# Picture of my reef tank



## GwenInNM (Feb 2, 2011)

My husband took a nice picture with a "good" camera, so I wanted to share it. Hope you like the way it's coming along. :-D

Gwen


----------



## wake49 (Jul 2, 2008)

Looks good.


----------



## Big Dogs Little Pigs (Nov 10, 2012)

i am insanely jealous!!! i SO wish i had just bit the bullet and gone with a big tank instead of the 2 cubes. oh well, maybe some day.

tank looks great, gwen!!


----------



## SeaHorse (Dec 27, 2010)

Fabulous!! and Awesome!!


----------



## Chesh (Feb 17, 2012)

Soooo pretty! >.<


----------



## RSully (Nov 22, 2012)

Looks great!


----------



## bigehugedome (Aug 2, 2010)

Whaaaaaat! I must not have followed you that well, I thought you just had a puffer and some small corals. That looks great!!!!!
_Posted via Mobile Device_


----------



## GwenInNM (Feb 2, 2011)

bigehugedome said:


> Whaaaaaat! I must not have followed you that well, I thought you just had a puffer and some small corals. That looks great!!!!!
> _Posted via Mobile Device_


 I did! I placed him because I really wanted a reef tank  He got a home in a 180 gallon tank, with a guy who had always wanted one. Here's a picture he sent me in his new home.

Gwen


----------



## wake49 (Jul 2, 2008)

GwenInNM said:


> I did! I placed him because I really wanted a reef tank  He got a home in a 180 gallon tank, with a guy who had always wanted one. Here's a picture he sent me in his new home.
> 
> Gwen


 
I am glad he found a good home. :-D


----------



## bigehugedome (Aug 2, 2010)

Very cool! Your tank is great. I cant wait to get a house.....and money.......to do something like this! if he breaks out the "good" camera again have him take some close ups if possible of the corals!
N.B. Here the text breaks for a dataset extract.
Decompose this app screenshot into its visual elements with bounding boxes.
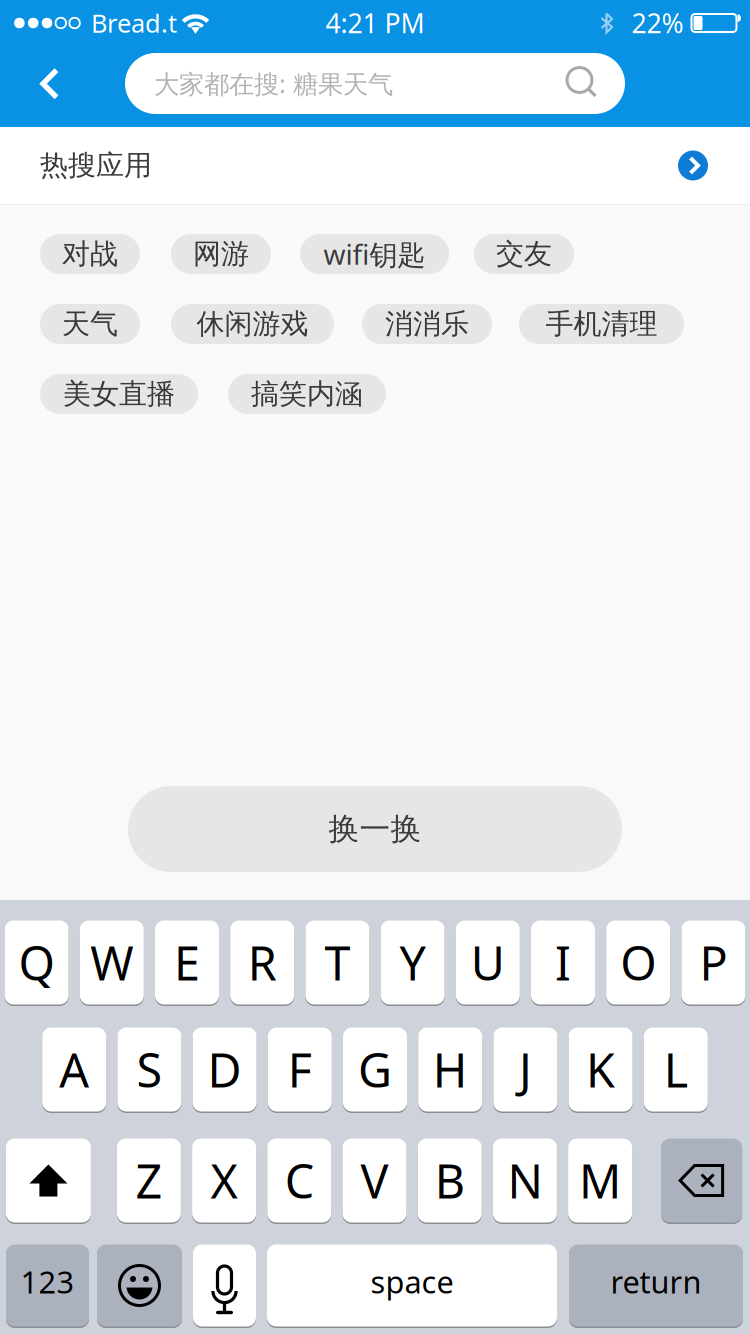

im not great with ID'ing corals yet, so whats that big thing on the left, looks like a big mushroom.


----------



## GwenInNM (Feb 2, 2011)

bigehugedome said:


> Very cool! Your tank is great. I cant wait to get a house.....and money.......to do something like this! if he breaks out the "good" camera again have him take some close ups if possible of the corals!
> 
> im not great with ID'ing corals yet, so whats that big thing on the left, looks like a big mushroom.


It's a cabbage lettuce coral. I like it too!


----------